The waltz’s roots date to the 17th century in the location of modern Austria and Germany where peasants had devised a folk dance that, with its rolls, glides and turns, was different from the popular court dances.
Court dances of the day like the minuet were precisely choreographed and generally kept dancers at a polite arms’ length from each other.
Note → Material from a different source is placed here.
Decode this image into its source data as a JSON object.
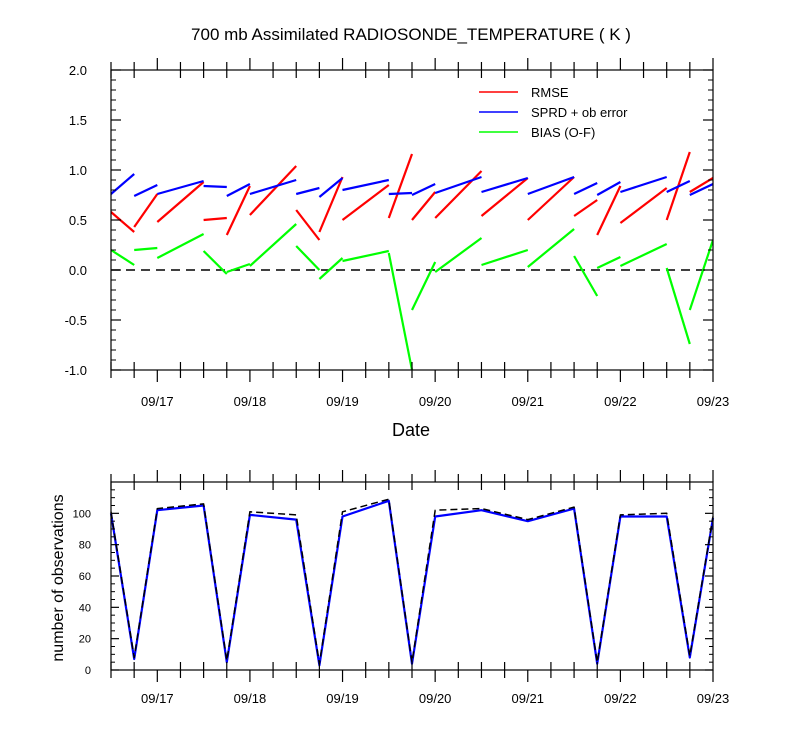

The basic steps of the waltz, on the other hand, could be learned in a relatively short time and allowed partners to be close and (to the moral outrage of many at the time) to place their arms around one another while spinning around the floor.
While religious leaders and dancing masters, whose livelihood depended on students taking many lessons to learn and master court dances, saw it as a threat and decried its shameless vulgarity, by the end of the 18th century even the highest society in Europe had accepted the waltz as the very embodiment of elegance and sophistication in dance.
Its popularity inspired many Austrian composers such as Johann Strauss I, Joseph Lanner and Johann Strauss II to compose waltzes, the latter of whom composed the iconic Viennese waltz, “The Blue Danube.” Through these composers, the waltz also found an enduring home in orchestral repertoire.
Concerts entirely or even partially composed of waltzes are hot tickets today, especially at this time of year as orchestras around the world echo the Viennese tradition of waltzing in the new year.
At the height of the recent recession, when the Yakima Youth Symphony Orchestra was looking for a new fundraiser, the idea of a waltzing event was conceived. It was an immediate success, as it combined one of the world’s most popular dances with beloved waltz music and live orchestra performance. The event included dancing to a live orchestra, dance instruction (for those new to waltzing), a dessert reception and a silent auction.
Eight seasons later, the YYSO is preparing for its ninth annual Waltzing With the Youth Symphony on Jan. 26. Eight seasons of graduating senior musicians have gone out into the world with at least the rudiments of waltzing, and they can thank the YYSO for helping them learn both the exquisite music and the dance which inspired its creation. They have an additional international and timeless tool in their backpacks through which they can meet new people, make connections and create opportunities: the waltz.